78 “Moehammadijah” dalam Nieuwe Rotterdamsche Courant, 27 September 1928.

Muhammadiyah melalui PKO juga kini semakin menginspirasi berbagai kalangan untuk memiliki niat yang sama, yaitu memberikan layanan kesehatan secara gratis bagi para pribumi yang membutuhkan pertolongan medis. Dengan hadirnya PKO sekitar tahun 1922-1923 di Yogyakarta dan Surabaya, secara tidak langsung menarik perhatian asosiasi yang bekerja untuk kepentingan sosial masyarakat Semarang juga mendirikan semacam “PKO” mereka sendiri yang dinamakan “Poliklinik Kesengsaraan Umum.” Meski dalam surat kabar Algemeen Handelsblad voor Nedelandsch-Indie pada November 1929 menyebutkan “PKO”

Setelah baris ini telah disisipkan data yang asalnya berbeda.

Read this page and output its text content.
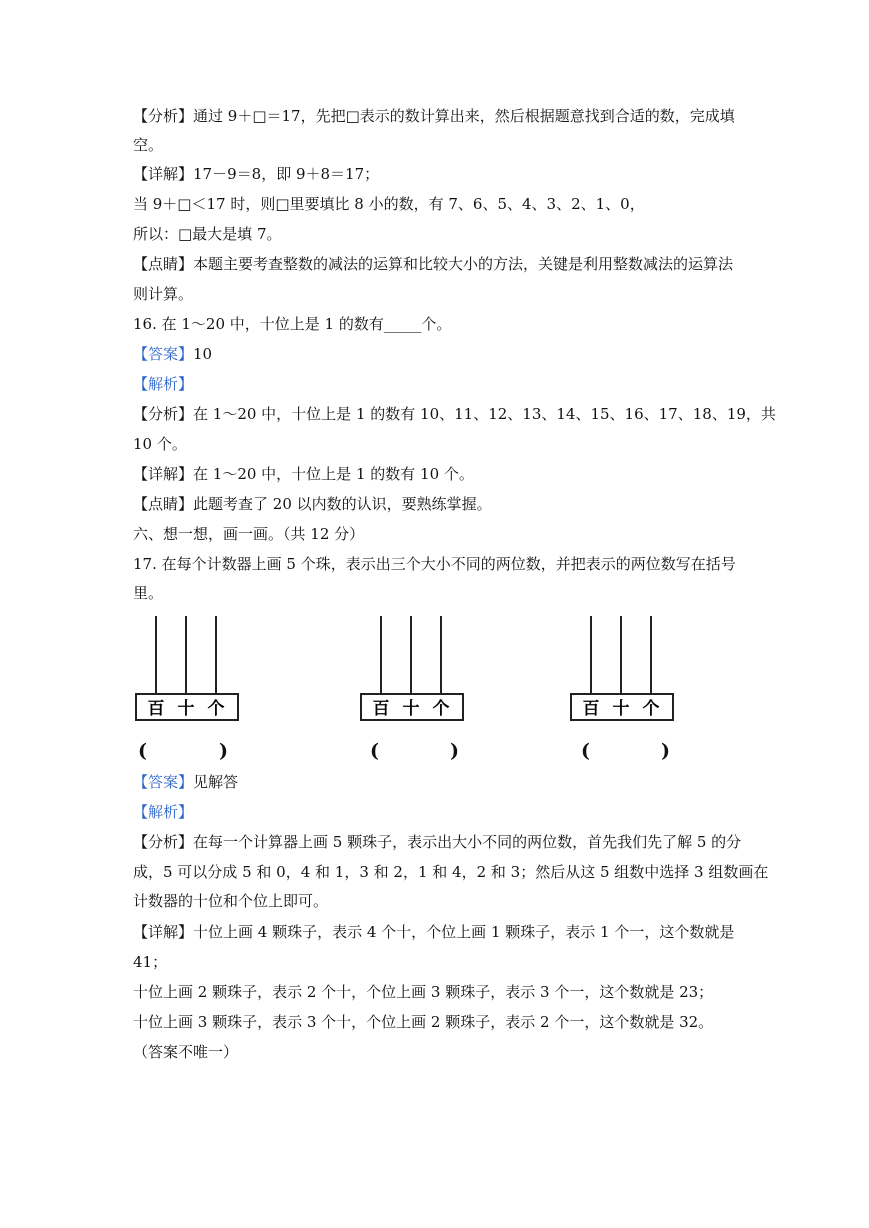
【分析】通过 9＋□＝17，先把□表示的数计算出来，然后根据题意找到合适的数，完成填
空。
【详解】17－9＝8，即 9＋8＝17；
当 9＋□＜17 时，则□里要填比 8 小的数，有 7、6、5、4、3、2、1、0，
所以：□最大是填 7。
【点睛】本题主要考查整数的减法的运算和比较大小的方法，关键是利用整数减法的运算法
则计算。
16. 在 1～20 中，十位上是 1 的数有_____个。
【答案】10
【解析】
【分析】在 1～20 中，十位上是 1 的数有 10、11、12、13、14、15、16、17、18、19，共
10 个。
【详解】在 1～20 中，十位上是 1 的数有 10 个。
【点睛】此题考查了 20 以内数的认识，要熟练掌握。
六、想一想，画一画。（共 12 分）
17. 在每个计数器上画 5 个珠，表示出三个大小不同的两位数，并把表示的两位数写在括号
里。
百 十 个
(	)
百 十 个
(	)
百 十 个
(	)
【答案】见解答
【解析】
【分析】在每一个计算器上画 5 颗珠子，表示出大小不同的两位数，首先我们先了解 5 的分
成，5 可以分成 5 和 0，4 和 1，3 和 2，1 和 4，2 和 3；然后从这 5 组数中选择 3 组数画在
计数器的十位和个位上即可。
【详解】十位上画 4 颗珠子，表示 4 个十，个位上画 1 颗珠子，表示 1 个一，这个数就是
41；
十位上画 2 颗珠子，表示 2 个十，个位上画 3 颗珠子，表示 3 个一，这个数就是 23；
十位上画 3 颗珠子，表示 3 个十，个位上画 2 颗珠子，表示 2 个一，这个数就是 32。
（答案不唯一）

yang dimaksud tidak ada hubungannya dengan PPKO dari Muhammadiyah. Tujuan dan niat yang sama untuk memberikan layanan dan fasilitas kesehatan kepada pribumi waktu itu mendapatkan dukungan dari berbagai pihak seperti donatur dan beberapa doktor yang mengabdikan diri untuk melayani kesehatan masyarakat yaitu Dr. Masoeki dan Dr. de Nooy.79 Kesamaan cita-cita yang ingin diperjuangkan berbagai kalangan untuk menciptakan kondisi kesehatan yang baik bagi masyarakat pribumi ditunjukkan dalam surat kabar tersebut. Inspirasi untuk melakukan aksi mulai mewabah pada kaum intelektual yang peduli pada nasib pribumi. Kesehatan yang masih menjadi perhatian penting kala itu sudah mulai dilakukan dalam Muhammadiyah seperti PKO yang nantinya berkembang di berbagai daerah dan semakin menjangkau banyak masyarakat yang sekiranya membutuhkan fasilitas dan layanan kesehatan yang baik.

79 “Polikliniek Kesangsaraan Oemoem” dalam Algemeen Handelsblad voor Nedelandsch-Indie, 16 November 1929.